The treaty, which resulted from a year long process of negotiation within the intergovernmental conference, represents a good deal for Ireland and protects both our fundamental interests and our position and influence within Europe. Clearly, any negotiation involves an element of compromise. Overall, the Nice treaty is a modest treaty – while substantial in its import – and a reasonable compromise. It prepares the way for the most significant enlargement in the Union's history – presenting Ireland with new and exciting opportunities. This is the case we will put to the Irish people in the months ahead. We will also underscore our belief that Ireland's interests are best protected through maintaining our commitment to playing a full part at the heart of the European Union.

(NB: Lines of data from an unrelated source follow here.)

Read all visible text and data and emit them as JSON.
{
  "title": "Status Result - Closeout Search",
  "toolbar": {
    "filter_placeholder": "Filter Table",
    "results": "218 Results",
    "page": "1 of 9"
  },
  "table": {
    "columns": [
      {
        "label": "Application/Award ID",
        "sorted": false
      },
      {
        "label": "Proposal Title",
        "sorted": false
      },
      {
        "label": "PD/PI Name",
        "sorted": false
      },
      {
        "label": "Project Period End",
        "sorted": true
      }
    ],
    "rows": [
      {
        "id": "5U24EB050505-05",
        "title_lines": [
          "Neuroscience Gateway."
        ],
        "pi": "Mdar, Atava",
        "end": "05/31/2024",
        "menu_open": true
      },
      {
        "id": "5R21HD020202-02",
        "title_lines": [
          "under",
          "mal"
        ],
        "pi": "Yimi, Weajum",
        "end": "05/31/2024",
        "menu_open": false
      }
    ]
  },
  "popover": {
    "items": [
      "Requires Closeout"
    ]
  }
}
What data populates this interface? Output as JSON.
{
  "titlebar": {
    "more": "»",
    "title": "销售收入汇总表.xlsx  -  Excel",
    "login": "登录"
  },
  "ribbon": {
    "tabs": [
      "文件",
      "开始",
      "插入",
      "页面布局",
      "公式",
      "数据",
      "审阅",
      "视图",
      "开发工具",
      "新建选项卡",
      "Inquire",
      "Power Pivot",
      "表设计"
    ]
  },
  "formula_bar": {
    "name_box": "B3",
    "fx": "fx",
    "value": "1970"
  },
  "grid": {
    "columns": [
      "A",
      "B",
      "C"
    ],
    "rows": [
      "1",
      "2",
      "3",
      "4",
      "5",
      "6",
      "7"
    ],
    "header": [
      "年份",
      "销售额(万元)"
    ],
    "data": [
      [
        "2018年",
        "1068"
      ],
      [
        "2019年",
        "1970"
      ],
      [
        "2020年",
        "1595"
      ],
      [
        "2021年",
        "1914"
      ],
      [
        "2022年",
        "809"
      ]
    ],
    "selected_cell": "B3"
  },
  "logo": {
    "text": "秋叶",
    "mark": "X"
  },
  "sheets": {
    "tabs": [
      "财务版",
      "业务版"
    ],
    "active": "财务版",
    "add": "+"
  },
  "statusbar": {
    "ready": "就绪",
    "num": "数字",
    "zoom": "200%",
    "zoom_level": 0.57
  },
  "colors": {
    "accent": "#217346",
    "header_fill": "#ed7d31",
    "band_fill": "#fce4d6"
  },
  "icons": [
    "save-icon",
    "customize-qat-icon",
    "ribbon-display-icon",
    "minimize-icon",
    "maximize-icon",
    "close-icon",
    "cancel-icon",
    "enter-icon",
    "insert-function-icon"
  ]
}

It is clearly set out in the Treaty of Nice that its function is to complete the process, started by the Treaty of Amsterdam, of preparing the institutions of the European Union to function in an enlarged Union. Enlargement is the greatest challenge facing the Union. Therefore ratification of the treaty remains an issue of key concern to current member states and to those waiting to join.

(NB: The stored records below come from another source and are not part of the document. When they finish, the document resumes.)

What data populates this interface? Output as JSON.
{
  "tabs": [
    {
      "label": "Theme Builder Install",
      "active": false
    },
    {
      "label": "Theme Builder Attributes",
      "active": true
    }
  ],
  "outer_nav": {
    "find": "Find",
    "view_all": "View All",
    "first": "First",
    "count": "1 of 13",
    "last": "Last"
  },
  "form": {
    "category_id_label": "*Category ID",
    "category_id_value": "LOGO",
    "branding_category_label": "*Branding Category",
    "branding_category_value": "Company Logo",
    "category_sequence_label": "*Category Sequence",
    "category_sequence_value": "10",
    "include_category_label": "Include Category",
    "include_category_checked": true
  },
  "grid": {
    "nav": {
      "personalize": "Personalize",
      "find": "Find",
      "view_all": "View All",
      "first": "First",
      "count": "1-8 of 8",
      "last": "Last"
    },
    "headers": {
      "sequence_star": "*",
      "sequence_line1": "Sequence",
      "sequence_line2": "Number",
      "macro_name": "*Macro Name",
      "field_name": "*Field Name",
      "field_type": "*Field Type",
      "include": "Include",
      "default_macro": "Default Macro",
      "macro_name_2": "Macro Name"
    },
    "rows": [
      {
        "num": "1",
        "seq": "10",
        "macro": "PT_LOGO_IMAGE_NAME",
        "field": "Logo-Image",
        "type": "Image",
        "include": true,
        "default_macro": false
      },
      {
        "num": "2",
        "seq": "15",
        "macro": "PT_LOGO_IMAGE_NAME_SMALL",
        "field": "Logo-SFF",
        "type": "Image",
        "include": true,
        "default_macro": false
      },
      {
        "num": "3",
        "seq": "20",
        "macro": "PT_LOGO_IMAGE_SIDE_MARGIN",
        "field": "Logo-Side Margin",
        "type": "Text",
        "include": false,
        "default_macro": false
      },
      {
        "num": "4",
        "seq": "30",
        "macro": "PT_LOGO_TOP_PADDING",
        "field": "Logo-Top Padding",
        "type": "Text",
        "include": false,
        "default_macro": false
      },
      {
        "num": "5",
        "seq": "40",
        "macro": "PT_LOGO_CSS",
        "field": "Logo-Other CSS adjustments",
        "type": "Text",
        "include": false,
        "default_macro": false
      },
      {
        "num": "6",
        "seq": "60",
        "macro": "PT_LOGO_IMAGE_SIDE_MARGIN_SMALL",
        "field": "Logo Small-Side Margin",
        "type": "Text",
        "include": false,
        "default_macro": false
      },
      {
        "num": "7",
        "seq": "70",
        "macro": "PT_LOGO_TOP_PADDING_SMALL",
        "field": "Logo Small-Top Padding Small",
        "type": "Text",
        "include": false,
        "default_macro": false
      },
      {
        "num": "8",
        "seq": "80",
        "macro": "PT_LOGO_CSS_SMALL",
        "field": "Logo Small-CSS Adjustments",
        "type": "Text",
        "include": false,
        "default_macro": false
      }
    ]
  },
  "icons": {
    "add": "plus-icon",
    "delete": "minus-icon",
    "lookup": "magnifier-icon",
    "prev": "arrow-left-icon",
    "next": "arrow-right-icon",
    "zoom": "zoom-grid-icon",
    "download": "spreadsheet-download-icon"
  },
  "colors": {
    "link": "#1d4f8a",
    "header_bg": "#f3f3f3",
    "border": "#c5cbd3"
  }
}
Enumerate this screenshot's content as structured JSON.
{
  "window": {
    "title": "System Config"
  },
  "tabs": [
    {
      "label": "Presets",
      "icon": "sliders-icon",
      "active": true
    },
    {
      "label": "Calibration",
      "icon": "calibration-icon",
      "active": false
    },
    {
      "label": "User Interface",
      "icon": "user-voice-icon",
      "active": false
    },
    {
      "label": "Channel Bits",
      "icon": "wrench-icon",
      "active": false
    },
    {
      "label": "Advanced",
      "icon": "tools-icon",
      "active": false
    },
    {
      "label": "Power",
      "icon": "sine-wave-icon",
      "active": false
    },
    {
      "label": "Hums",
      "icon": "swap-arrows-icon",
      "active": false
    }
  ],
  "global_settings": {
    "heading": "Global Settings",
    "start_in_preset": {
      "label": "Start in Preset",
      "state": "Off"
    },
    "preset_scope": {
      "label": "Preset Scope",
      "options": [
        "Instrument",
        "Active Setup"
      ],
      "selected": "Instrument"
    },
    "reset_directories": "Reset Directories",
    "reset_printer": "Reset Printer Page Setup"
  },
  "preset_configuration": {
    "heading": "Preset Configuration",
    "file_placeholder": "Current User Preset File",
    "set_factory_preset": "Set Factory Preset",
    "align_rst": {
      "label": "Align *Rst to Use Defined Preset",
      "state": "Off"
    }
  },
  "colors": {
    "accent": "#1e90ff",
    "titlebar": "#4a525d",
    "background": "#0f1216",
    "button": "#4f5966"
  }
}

In all of my discussions with our European partners and with the applicant countries, I have sought to stress to them Ireland's continuing commitment to the process of enlargement – as recently highlighted in the second report of the National Forum on Europe – and the Government's commitment to seeking the people's approval for ratification of Treaty of Nice in a second referendum. At the recent summit in Seville, the European Council welcomed the Irish Government's determination to have the Nice treaty approved, this being a condition for enlargement to take place within the scheduled timescale.

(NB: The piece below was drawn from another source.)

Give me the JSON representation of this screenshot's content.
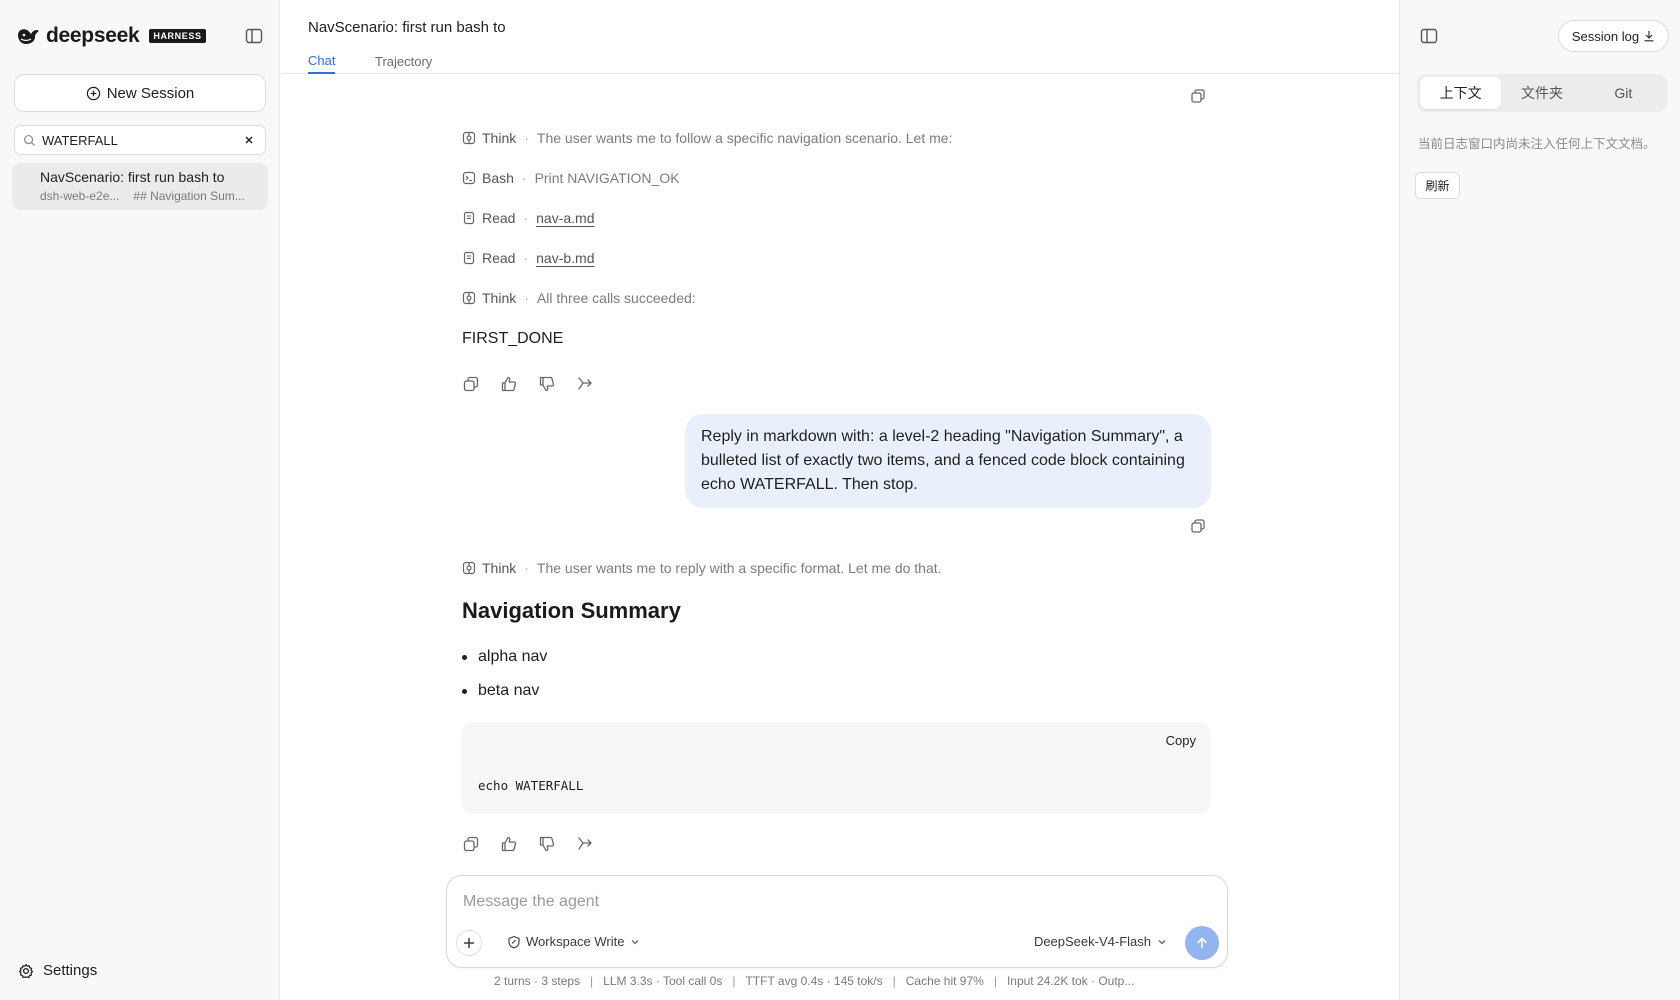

It is the Government's intention to publish the necessary Referendum Bill shortly. We will also act to ensure that people have the necessary factual information available to them to assist them in making their decision. We believe the Referendum Commission will play an important role. Early publication of the Bill will enable a full and comprehensive debate of the issues involved. The current position in relation to ratification of the Nice treaty is that all other member states, apart from Belgium – where the process is nearing its conclusion, have completed the necessary domestic procedures to enable them to ratify.
There is, I understand, no truth behind comments attributed to the German Foreign Minister. They do not represent the considered view of the German Government. The Irish Government has repeated to all of our existing partners, and to the applicant countries, our continuing commitment to ensuring that the Nice treaty can be ratified. Nobody is currently thinking beyond that point – certainly there are no alternative plans or proposals being considered.
With regard to the position we will adopt in the Intergovernmental Conference, the Government has made clear its view that while, in the new circumstances facing the Union, there is a need for sensible reform and renewal, on the whole, the existing institutional balance has served both Europe and its members well. The EU is, and will continue to be, an outstanding success story. We also believe that, while member states will pool their sovereignty where that makes sense, the nation state will continue to be the fundamental building-block of the Union. We also believe that equality between members big and small is a fundamental principle.
As the debate on the future of Europe continues, including at the Convention on Europe, Ireland will continue to work to protect and promote our national interests. In doing so we will continue to cooperate and to build alliances with like minded countries, including the applicant countries, with whom we have already identified many common interests.